West Africa to lose $3.6 bn annually owing to Ebola: UN

West Africa to lose $3.6 bn annually owing to Ebola: UN

West Africa would lose at least $3.6 billion annually on an average between 2014 and 2017 as a result of the ripple effects of the Ebola disease, a UN report has said.

Owing to a decrease in trade, closing of borders, flight cancellations and reduced foreign direct investment (FDI) and tourism, the region of West Africa would witness a loss of GDP, said the report titled "Socio-economic impact of Ebola in West Africa", which was released on Thursday, Xinhua said. 

The report added that the region would also see a drop of $18 in per capita income annually in that three-year period. 

"The consequences of Ebola are vast," said Abdoulaye Mar Dieye, the director of UN Development Programme (UNDP) Regional Bureau for Africa. 

"Stigma, risk aversion and shutting down of borders have caused considerable amount of damage, affecting economies and communities in a large number of countries across the sub-region."

The report said that actions for preventing future outbreaks must include the strengthening of health sectors across the region, creating a regional centre for disease control and prevention, and establishing early warning and disaster management systems.
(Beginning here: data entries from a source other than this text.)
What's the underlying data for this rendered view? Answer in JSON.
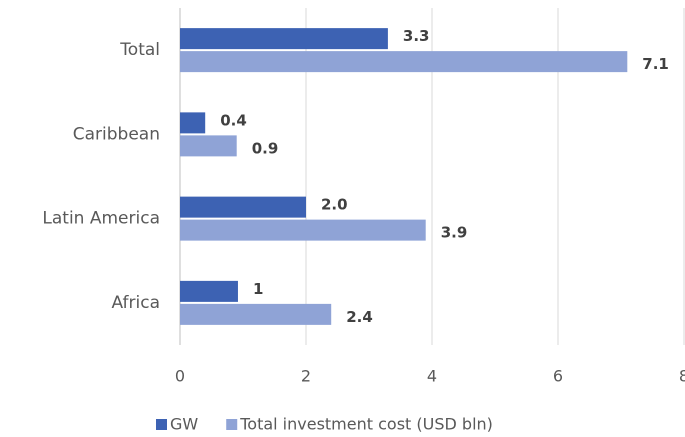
{
  "chart_data": {
    "type": "bar",
    "orientation": "horizontal",
    "categories": [
      "Total",
      "Caribbean",
      "Latin America",
      "Africa"
    ],
    "series": [
      {
        "name": "GW",
        "color": "#3d62b3",
        "values": [
          3.3,
          0.4,
          2.0,
          0.92
        ],
        "value_labels": [
          "3.3",
          "0.4",
          "2.0",
          "1"
        ]
      },
      {
        "name": "Total investment cost (USD bln)",
        "color": "#8fa3d6",
        "values": [
          7.1,
          0.9,
          3.9,
          2.4
        ]
      }
    ],
    "xlim": [
      0,
      8
    ],
    "xticks": [
      0,
      2,
      4,
      6,
      8
    ],
    "grid": true,
    "legend": "bottom"
  }
}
According to new figures released on Thursday by the World Health Organisation (WHO), 10,004 people have died from the disease in Sierra Leone, Liberia and Guinea, and more than 24,350 people have been infected.

The UN announced on Wednesday that the WHO and the World Food Programme (WFP) would be joining forces to bring the cases of Ebola outbreak in West Africa down to zero.

Ebola is a form of haemorrhagic fever, symptoms of which are diarrhoea, vomiting and bleeding. The virus spreads through direct contact with infected blood, faeces or sweat. It can also be spread through sexual contact or unprotected handling of contaminated corpses.

The virus currently has no approved therapy or vaccine, though earlier this month, the WHO launched Ebola vaccination trials in Guinea.